Após o insucesso militar, Bolsonaro se mudou para os Estados Unidos, enquanto milhares de apoiadores invadiram prédios do governo em Brasília, replicando cenas semelhantes ao ataque ao Capitólio norte-americano em 2021.
Processo e julgamento
O julgamento deve se estender por menos de duas semanas. Todas as provas — incluindo depoimentos de 179 testemunhas e mais de 1.000 páginas de autos — já foram analisadas. Na abertura da sessão, acusação e defesa apresentarão resumos de seus argumentos, seguidos da leitura dos acórdãos pelos cinco ministros do STF. A decisão será tomada por maioria simples, com expectativa de que Moraes vote pela condenação.
Especialistas afirmam que o julgamento representa um precedente inédito de responsabilização política no país.
“O país nunca prendeu ninguém com acesso a armamento estatal. Isso é revolucionário”, ressalta Matias Spektor, cientista político da Fundação Getúlio Vargas.
Contexto histórico: golpes e ditaduras
A história brasileira registra 14 tentativas de golpe, metade bem-sucedida. O primeiro, em 1889, depôs o último imperador, resultando no início da República. Em 1964, um golpe militar instaurou uma ditadura de 21 anos, marcada por repressão, tortura e mortes, conforme apontou a Comissão Nacional da Verdade. Diferentemente de outros países latino-americanos, o Brasil aprovou uma lei de anistia que dificultou ações judiciais contra os responsáveis.
“O Brasil carrega dois pactos de silêncio: sobre a escravidão e sobre os militares.
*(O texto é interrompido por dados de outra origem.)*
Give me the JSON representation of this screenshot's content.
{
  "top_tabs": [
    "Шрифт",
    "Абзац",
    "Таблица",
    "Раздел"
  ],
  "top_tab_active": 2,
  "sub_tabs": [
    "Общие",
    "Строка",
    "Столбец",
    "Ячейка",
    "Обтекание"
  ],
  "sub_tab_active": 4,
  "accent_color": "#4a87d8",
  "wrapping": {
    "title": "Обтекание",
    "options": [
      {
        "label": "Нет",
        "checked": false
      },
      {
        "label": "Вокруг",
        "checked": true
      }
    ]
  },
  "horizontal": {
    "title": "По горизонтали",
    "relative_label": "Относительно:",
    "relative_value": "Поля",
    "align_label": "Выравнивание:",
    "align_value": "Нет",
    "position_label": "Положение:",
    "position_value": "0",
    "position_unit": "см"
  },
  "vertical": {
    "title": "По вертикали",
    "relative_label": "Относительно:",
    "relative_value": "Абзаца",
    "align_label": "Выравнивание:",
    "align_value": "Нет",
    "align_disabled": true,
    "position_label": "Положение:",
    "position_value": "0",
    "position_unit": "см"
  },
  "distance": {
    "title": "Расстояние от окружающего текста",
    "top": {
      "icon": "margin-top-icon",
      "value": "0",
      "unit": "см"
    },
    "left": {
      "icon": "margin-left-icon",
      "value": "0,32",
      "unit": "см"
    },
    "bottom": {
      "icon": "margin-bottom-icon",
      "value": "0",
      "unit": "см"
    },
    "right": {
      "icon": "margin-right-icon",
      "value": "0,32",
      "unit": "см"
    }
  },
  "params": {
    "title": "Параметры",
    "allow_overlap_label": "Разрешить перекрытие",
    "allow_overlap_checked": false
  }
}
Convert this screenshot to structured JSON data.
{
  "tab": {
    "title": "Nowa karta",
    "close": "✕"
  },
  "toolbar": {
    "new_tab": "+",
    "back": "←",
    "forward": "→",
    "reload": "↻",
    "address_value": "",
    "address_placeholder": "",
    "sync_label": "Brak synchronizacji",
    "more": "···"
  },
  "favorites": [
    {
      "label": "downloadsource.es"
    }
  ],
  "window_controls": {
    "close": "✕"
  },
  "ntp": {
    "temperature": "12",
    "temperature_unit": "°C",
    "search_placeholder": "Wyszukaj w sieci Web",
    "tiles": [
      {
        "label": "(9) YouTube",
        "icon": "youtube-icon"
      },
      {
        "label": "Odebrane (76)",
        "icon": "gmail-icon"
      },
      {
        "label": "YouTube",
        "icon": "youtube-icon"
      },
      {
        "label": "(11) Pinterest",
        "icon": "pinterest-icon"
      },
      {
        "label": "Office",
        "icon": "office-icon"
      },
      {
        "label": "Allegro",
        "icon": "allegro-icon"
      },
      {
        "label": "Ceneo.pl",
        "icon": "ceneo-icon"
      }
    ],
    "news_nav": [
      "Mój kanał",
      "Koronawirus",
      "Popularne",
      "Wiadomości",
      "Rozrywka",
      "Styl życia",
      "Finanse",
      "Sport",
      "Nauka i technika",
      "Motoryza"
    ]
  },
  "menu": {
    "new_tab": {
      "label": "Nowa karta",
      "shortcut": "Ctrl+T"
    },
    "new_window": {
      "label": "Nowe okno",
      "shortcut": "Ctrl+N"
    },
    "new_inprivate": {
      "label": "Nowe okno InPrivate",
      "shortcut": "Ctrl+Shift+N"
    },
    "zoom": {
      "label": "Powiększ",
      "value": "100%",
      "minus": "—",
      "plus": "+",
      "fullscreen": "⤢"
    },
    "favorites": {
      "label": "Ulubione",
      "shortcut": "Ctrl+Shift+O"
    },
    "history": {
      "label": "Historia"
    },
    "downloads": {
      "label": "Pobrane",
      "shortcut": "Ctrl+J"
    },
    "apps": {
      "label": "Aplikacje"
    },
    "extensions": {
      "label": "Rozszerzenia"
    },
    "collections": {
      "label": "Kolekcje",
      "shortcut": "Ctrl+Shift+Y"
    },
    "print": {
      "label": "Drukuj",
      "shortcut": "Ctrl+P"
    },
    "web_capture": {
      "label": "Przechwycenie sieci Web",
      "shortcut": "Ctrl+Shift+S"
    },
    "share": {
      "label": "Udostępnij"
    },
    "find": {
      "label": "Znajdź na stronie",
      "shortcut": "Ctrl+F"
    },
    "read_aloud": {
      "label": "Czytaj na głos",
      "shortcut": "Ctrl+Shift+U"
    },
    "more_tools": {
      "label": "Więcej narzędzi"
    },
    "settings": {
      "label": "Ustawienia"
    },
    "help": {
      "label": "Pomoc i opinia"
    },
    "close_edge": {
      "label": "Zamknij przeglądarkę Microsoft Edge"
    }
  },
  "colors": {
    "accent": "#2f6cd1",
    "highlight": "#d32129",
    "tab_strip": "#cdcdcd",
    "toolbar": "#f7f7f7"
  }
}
É por isso que este caso é tão simbólico”, explica Lilia Schwarcz, historiadora da Universidade de São Paulo.
Após o fim do regime militar, leis foram criadas para prevenir retrocessos autoritários, base das acusações atuais contra Bolsonaro e seus aliados.

Um comboio de tropas, tanques e outros veículos do exército brasileiro faz uma pausa a caminho do Rio de Janeiro, em 1º de abril de 1964, depois que conspiradores do alto comando militar do país derrubaram o governo e forçaram o presidente brasileiro João Goulart a fugir. (AP)
Desdobramentos políticos e opinião pública
Atualmente confinado em prisão domiciliar, Bolsonaro enfrenta problemas de saúde e usa tornozeleira eletrônica. Pesquisas recentes indicam que a maioria dos brasileiros considera o ex-presidente culpado, incluindo parte de seus apoiadores, que começam a se distanciar do movimento político que ele liderou.
Mesmo com a possibilidade de condenação, analistas preveem que a extrema direita continuará atuando no cenário político nacional. Dados de dezembro indicam que 69% da população apoia a democracia, enquanto 8% preferem uma ditadura e 17% consideram indiferente.
“O movimento vai se desvincular da família Bolsonaro e seguir em frente. Mas a onda política de direita permanece extremamente viva no Brasil”, afirma Spektor.